Harmony will allow humans to work together to achieve goals in response to alien contact. It requires us to look out for the greater good and push away selfish inclinations. Harmony can help to calm fears and create safety for humans.

So, how do you accomplish positive conflict and harmony in the wake of First Contact? Leaders will need to bring many diverse voices into the debate. This will provide us with a wider range of ideas from which to choose the best path. Small groups, coordinated by international leadership, would need to start the process, most likely made up of people who have expertise in the consideration of alien contact issues. This is a very small group indeed. Hopefully, though, other experts, in other fields, will soon catch up to help in areas such as economics, religion, politics and international relations.

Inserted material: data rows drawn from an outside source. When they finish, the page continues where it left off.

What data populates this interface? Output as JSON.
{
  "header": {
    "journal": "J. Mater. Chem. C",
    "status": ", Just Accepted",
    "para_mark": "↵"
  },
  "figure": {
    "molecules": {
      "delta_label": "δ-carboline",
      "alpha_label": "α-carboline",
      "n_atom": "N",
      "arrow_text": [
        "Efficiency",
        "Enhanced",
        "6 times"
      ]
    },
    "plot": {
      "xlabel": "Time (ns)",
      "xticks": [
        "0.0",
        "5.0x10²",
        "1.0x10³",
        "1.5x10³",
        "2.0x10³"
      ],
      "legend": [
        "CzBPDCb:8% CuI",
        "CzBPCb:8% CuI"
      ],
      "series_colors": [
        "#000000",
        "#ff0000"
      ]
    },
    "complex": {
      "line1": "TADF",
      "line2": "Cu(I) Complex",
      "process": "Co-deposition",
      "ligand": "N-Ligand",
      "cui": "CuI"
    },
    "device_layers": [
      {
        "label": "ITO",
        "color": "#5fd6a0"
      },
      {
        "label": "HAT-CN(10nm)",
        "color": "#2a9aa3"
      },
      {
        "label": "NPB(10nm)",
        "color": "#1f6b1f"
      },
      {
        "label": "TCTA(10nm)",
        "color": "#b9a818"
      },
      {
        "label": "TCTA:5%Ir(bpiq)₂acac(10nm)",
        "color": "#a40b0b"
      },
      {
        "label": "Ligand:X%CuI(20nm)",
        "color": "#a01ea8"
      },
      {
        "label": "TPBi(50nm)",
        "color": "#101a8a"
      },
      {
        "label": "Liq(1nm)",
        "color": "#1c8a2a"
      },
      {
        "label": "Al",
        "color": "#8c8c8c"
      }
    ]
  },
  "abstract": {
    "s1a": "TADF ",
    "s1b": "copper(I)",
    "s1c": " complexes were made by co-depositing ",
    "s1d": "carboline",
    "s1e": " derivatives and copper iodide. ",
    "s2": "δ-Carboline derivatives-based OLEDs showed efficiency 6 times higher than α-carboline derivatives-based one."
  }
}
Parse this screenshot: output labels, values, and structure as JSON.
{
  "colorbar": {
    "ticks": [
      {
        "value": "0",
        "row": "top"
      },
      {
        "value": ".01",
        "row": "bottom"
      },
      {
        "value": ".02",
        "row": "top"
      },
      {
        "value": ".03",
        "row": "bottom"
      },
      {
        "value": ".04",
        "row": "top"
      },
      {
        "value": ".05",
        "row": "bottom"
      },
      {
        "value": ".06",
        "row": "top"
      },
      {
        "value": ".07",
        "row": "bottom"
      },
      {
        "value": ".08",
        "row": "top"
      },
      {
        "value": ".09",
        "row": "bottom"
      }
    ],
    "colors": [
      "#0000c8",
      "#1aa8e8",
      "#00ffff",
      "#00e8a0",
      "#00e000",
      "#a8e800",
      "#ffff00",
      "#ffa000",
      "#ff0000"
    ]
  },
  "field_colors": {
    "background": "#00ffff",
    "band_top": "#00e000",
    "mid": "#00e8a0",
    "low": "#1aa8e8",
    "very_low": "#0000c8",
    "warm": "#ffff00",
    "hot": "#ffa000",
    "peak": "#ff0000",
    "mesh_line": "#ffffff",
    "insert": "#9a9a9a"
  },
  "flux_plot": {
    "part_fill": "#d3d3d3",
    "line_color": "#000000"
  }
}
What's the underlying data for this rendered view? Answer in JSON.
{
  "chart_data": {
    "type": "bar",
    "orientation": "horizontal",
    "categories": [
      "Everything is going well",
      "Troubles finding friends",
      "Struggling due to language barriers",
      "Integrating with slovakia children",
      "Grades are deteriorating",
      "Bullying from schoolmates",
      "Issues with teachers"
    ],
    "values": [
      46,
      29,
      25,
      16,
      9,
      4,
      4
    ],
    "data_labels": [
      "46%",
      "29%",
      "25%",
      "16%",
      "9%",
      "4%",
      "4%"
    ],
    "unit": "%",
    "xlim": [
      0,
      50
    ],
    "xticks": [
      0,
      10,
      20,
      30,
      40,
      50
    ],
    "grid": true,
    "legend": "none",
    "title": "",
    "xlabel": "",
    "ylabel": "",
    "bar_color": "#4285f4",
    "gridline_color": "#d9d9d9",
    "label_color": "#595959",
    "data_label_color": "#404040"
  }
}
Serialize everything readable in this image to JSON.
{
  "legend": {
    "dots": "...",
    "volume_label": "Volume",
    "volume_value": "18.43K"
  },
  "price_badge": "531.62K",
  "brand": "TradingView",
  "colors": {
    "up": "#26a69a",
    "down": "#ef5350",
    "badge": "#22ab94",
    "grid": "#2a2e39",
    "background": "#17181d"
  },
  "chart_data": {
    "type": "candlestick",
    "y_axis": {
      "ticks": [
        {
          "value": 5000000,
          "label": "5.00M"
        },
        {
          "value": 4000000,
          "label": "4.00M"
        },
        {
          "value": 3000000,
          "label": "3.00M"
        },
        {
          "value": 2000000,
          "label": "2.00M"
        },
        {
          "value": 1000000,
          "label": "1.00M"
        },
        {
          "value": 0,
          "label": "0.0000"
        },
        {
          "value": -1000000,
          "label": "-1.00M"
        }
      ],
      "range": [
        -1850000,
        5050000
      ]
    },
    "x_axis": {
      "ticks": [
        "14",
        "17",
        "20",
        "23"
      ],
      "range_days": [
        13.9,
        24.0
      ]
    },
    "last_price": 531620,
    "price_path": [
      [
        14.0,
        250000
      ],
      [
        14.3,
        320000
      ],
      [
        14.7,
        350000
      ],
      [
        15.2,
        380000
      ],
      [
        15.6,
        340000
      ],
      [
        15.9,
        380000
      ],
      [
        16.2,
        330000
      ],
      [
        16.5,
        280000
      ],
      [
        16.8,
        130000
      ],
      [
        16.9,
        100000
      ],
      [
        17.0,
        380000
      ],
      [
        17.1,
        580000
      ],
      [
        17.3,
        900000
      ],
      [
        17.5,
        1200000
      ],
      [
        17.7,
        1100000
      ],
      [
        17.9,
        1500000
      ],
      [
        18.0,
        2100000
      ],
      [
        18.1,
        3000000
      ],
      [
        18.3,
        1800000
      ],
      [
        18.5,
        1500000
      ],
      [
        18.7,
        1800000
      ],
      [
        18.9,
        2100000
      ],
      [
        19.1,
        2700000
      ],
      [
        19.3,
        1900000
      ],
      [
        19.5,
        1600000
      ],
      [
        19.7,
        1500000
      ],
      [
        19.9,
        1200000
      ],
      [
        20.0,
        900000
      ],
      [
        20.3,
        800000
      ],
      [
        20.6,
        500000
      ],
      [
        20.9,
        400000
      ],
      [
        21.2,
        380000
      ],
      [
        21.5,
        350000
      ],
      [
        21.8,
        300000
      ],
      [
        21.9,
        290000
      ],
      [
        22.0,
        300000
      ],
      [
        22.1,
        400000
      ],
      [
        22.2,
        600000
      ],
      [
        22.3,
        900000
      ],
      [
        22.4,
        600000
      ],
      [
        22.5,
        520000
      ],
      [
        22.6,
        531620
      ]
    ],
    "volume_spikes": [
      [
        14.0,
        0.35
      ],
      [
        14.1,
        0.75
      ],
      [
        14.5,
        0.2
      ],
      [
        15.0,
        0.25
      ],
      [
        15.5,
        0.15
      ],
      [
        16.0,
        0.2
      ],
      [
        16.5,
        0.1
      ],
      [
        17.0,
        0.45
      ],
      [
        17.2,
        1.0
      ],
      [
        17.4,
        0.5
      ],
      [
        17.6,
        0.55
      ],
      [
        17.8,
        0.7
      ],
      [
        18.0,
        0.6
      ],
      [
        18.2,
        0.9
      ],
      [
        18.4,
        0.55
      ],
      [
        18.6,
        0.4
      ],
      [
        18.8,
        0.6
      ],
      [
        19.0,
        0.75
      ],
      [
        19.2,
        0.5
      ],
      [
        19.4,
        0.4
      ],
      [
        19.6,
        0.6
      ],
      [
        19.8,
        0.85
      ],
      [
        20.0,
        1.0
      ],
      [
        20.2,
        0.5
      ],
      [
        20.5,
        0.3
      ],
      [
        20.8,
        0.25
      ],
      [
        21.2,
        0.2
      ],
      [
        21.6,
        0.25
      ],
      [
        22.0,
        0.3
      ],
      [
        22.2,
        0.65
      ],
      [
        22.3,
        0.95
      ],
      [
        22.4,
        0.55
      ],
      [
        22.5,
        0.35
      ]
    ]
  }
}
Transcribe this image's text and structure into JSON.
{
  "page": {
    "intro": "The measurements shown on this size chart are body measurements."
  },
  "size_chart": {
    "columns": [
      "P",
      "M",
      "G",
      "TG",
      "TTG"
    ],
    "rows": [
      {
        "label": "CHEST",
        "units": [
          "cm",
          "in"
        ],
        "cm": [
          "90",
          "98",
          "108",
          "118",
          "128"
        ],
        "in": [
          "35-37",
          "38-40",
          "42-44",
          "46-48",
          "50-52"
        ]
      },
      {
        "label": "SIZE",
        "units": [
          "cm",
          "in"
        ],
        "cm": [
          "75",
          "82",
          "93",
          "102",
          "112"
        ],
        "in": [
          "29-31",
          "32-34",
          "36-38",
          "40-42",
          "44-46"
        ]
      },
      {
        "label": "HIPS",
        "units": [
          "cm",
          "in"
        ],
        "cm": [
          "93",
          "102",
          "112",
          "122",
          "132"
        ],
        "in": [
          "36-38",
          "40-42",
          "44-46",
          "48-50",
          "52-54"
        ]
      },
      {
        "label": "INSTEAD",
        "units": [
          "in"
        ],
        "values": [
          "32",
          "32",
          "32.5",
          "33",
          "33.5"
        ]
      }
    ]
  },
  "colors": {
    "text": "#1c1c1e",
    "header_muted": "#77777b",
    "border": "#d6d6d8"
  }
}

These smaller groups should make use of public opinion. It will be imperative that world polling organizations work overtime to gauge public sentiment, across many nations and cultures, on a regular basis. Human sentiment should not be used as an indicator of what to do next, but rather inform experts as to the issues the wider population is considering. At first it may be fear, but the questions raised by quality polling would show experts how best to move forward to respond to those fears. umahu

Human perspective is likely to change quickly in the wake of First Contact. That perspective will need to be considered and an action plan developed to move forward.

You may notice that I have frequently used the phrase “move forward.” It would be easy for human conflict to lead to inaction and a stagnating battle of wills. This cannot be allowed to happen. Leaders will need to be prepared to take bold action if it does occur. This may seem like contradiction to the idea of public participation and debate. One could liken the problem to a traffic jam caused by a car accident. You have to confront and resolve the car accident to get traffic moving again. The long-term goal is for everyone to travel the highway together, but in the short term, there may be a need to resolve problems which are slowing the process.

Progress in humanity is often a stuttering process, with many starts and stops. We usually take the hard road to any goal. There can be many negative things that occur on the path to something better. We can’t expect the decision-making process in the wake of alien First Contact to be any different. We will have to put in the hard work and work together in order to achieve a positive future for humanity After First Contact.